II. Environment and Installation
First download MySQL. Then, start the Mysql service in the gb2312 or gbk environment.

# Cd/usr/local/mysql/bin
#./Mysqld-max -- user = mysql -- default-character-set = gbk
Copy seg. so to the path specified by the plug-in. The default value is/usr/local/mysql/lib/mysql.
# Cp./seg. so/usr/local/mysql/lib/mysql/seg. so
Copy the dictionary to the Dic subdirectory in the Data path of Mysql. The default value is/usr/local/mysql/data/Dic/
Go to Mysql:
# Mysql -- default-character-set = gbk
Install plug-ins:
Mysql> install plugin cn_parser SONAME 'seg. so ';
3. Use the Chinese word segmentation plug-in
Create a table:
Mysql & gt; create table t (c VARCHAR (255), FULLTEXT (c) with parser cn_parser) default charset gbk;
Mysql> insert into t VALUES ('test Chinese ');
Mysql> insert into t VALUES ('instructor briefing Day ');
Mysql> insert into t VALUES ('purchase cell phone ');
Query:
Mysql> select match (c) AGAINST ('description'), c FROM t;

+ ----------------------------------- + ----------------------- +

| MATCH (c) AGAINST ('description') | c |

+ ----------------------------------- + ----------------------- +

| 0 | test Chinese |

| 0 | instructor briefing |

| 0 | purchase a mobile phone |

+ ----------------------------------- + ----------------------- +

3 rows in set (0.00 sec)

Mysql> select match (c) AGAINST (''), c FROM t;

+ -------------------------------- + ----------------------- +

| MATCH (c) AGAINST ('') | c |

+ -------------------------------- + ----------------------- +

| 0 | test Chinese |

| 0.58370667695999 | instructor briefing |

| 0 | purchase a mobile phone |

+ -------------------------------- + ----------------------- +

3 rows in set (0.00 sec)

Related Article

Contact Us

The content source of this page is from Internet, which doesn't represent Alibaba Cloud's opinion; products and services mentioned on that page don't have any relationship with Alibaba Cloud. If the content of the page makes you feel confusing, please write us an email, we will handle the problem within 5 days after receiving your email.
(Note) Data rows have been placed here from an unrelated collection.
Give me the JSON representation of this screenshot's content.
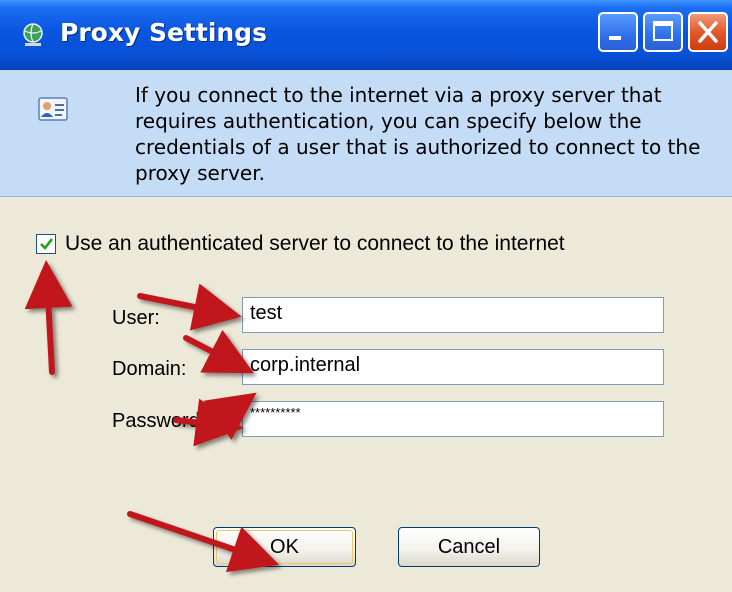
{
  "window": {
    "title": "Proxy Settings",
    "title_icon": "globe-network-icon",
    "controls": {
      "minimize_icon": "minimize-icon",
      "maximize_icon": "maximize-icon",
      "close_icon": "close-icon"
    }
  },
  "header": {
    "icon": "user-card-icon",
    "text": "If you connect to the internet via a proxy server that requires authentication, you can specify below the credentials of a user that is authorized to connect to the proxy server."
  },
  "auth": {
    "checkbox_label": "Use an authenticated server to connect to the internet",
    "checked": true,
    "user_label": "User:",
    "user_value": "test",
    "domain_label": "Domain:",
    "domain_value": "corp.internal",
    "password_label": "Password:",
    "password_value": "**********"
  },
  "buttons": {
    "ok_label": "OK",
    "cancel_label": "Cancel"
  },
  "annotations": {
    "arrow_color": "#c0161c",
    "count": 6
  },
  "colors": {
    "titlebar": "#0a55e0",
    "header_panel": "#c5dcf6",
    "dialog_body": "#ece9d8"
  }
}
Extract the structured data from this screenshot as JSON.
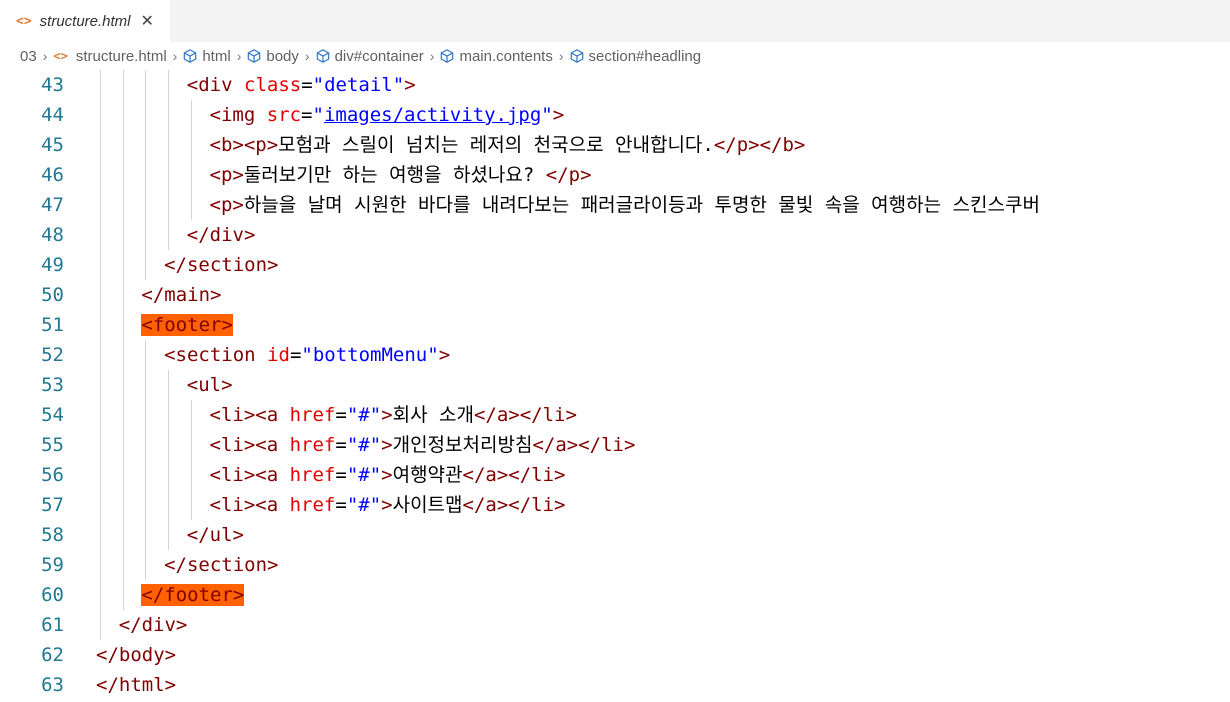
{
  "tab": {
    "icon": "<>",
    "label": "structure.html",
    "close": "✕"
  },
  "breadcrumb": {
    "root": "03",
    "file_icon": "<>",
    "file": "structure.html",
    "items": [
      "html",
      "body",
      "div#container",
      "main.contents",
      "section#headling"
    ]
  },
  "editor": {
    "lines": [
      {
        "n": "43",
        "indent": 4,
        "tokens": [
          [
            "t",
            "<div"
          ],
          [
            "p",
            " "
          ],
          [
            "a",
            "class"
          ],
          [
            "p",
            "="
          ],
          [
            "s",
            "\"detail\""
          ],
          [
            "t",
            ">"
          ]
        ]
      },
      {
        "n": "44",
        "indent": 5,
        "tokens": [
          [
            "t",
            "<img"
          ],
          [
            "p",
            " "
          ],
          [
            "a",
            "src"
          ],
          [
            "p",
            "="
          ],
          [
            "s",
            "\""
          ],
          [
            "u",
            "images/activity.jpg"
          ],
          [
            "s",
            "\""
          ],
          [
            "t",
            ">"
          ]
        ]
      },
      {
        "n": "45",
        "indent": 5,
        "tokens": [
          [
            "t",
            "<b><p>"
          ],
          [
            "x",
            "모험과 스릴이 넘치는 레저의 천국으로 안내합니다."
          ],
          [
            "t",
            "</p></b>"
          ]
        ]
      },
      {
        "n": "46",
        "indent": 5,
        "tokens": [
          [
            "t",
            "<p>"
          ],
          [
            "x",
            "둘러보기만 하는 여행을 하셨나요? "
          ],
          [
            "t",
            "</p>"
          ]
        ]
      },
      {
        "n": "47",
        "indent": 5,
        "tokens": [
          [
            "t",
            "<p>"
          ],
          [
            "x",
            "하늘을 날며 시원한 바다를 내려다보는 패러글라이등과 투명한 물빛 속을 여행하는 스킨스쿠버"
          ]
        ]
      },
      {
        "n": "48",
        "indent": 4,
        "tokens": [
          [
            "t",
            "</div>"
          ]
        ]
      },
      {
        "n": "49",
        "indent": 3,
        "tokens": [
          [
            "t",
            "</section>"
          ]
        ]
      },
      {
        "n": "50",
        "indent": 2,
        "tokens": [
          [
            "t",
            "</main>"
          ]
        ]
      },
      {
        "n": "51",
        "indent": 2,
        "hl": true,
        "tokens": [
          [
            "t",
            "<footer>"
          ]
        ]
      },
      {
        "n": "52",
        "indent": 3,
        "tokens": [
          [
            "t",
            "<section"
          ],
          [
            "p",
            " "
          ],
          [
            "a",
            "id"
          ],
          [
            "p",
            "="
          ],
          [
            "s",
            "\"bottomMenu\""
          ],
          [
            "t",
            ">"
          ]
        ]
      },
      {
        "n": "53",
        "indent": 4,
        "tokens": [
          [
            "t",
            "<ul>"
          ]
        ]
      },
      {
        "n": "54",
        "indent": 5,
        "tokens": [
          [
            "t",
            "<li><a"
          ],
          [
            "p",
            " "
          ],
          [
            "a",
            "href"
          ],
          [
            "p",
            "="
          ],
          [
            "s",
            "\"#\""
          ],
          [
            "t",
            ">"
          ],
          [
            "x",
            "회사 소개"
          ],
          [
            "t",
            "</a></li>"
          ]
        ]
      },
      {
        "n": "55",
        "indent": 5,
        "tokens": [
          [
            "t",
            "<li><a"
          ],
          [
            "p",
            " "
          ],
          [
            "a",
            "href"
          ],
          [
            "p",
            "="
          ],
          [
            "s",
            "\"#\""
          ],
          [
            "t",
            ">"
          ],
          [
            "x",
            "개인정보처리방침"
          ],
          [
            "t",
            "</a></li>"
          ]
        ]
      },
      {
        "n": "56",
        "indent": 5,
        "tokens": [
          [
            "t",
            "<li><a"
          ],
          [
            "p",
            " "
          ],
          [
            "a",
            "href"
          ],
          [
            "p",
            "="
          ],
          [
            "s",
            "\"#\""
          ],
          [
            "t",
            ">"
          ],
          [
            "x",
            "여행약관"
          ],
          [
            "t",
            "</a></li>"
          ]
        ]
      },
      {
        "n": "57",
        "indent": 5,
        "tokens": [
          [
            "t",
            "<li><a"
          ],
          [
            "p",
            " "
          ],
          [
            "a",
            "href"
          ],
          [
            "p",
            "="
          ],
          [
            "s",
            "\"#\""
          ],
          [
            "t",
            ">"
          ],
          [
            "x",
            "사이트맵"
          ],
          [
            "t",
            "</a></li>"
          ]
        ]
      },
      {
        "n": "58",
        "indent": 4,
        "tokens": [
          [
            "t",
            "</ul>"
          ]
        ]
      },
      {
        "n": "59",
        "indent": 3,
        "tokens": [
          [
            "t",
            "</section>"
          ]
        ]
      },
      {
        "n": "60",
        "indent": 2,
        "hl": true,
        "tokens": [
          [
            "t",
            "</footer>"
          ]
        ]
      },
      {
        "n": "61",
        "indent": 1,
        "tokens": [
          [
            "t",
            "</div>"
          ]
        ]
      },
      {
        "n": "62",
        "indent": 0,
        "tokens": [
          [
            "t",
            "</body>"
          ]
        ]
      },
      {
        "n": "63",
        "indent": 0,
        "tokens": [
          [
            "t",
            "</html>"
          ]
        ]
      }
    ]
  }
}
If you find any instances of plagiarism from the community, please send an email to: info-contact@alibabacloud.com and provide relevant evidence. A staff member will contact you within 5 working days.

A Free Trial That Lets You Build Big!

Start building with 50+ products and up to 12 months usage for Elastic Compute Service

  • Sales Support

    1 on 1 presale consultation

  • After-Sales Support

    24/7 Technical Support 6 Free Tickets per Quarter Faster Response

  • Alibaba Cloud offers highly flexible support services tailored to meet your exact needs.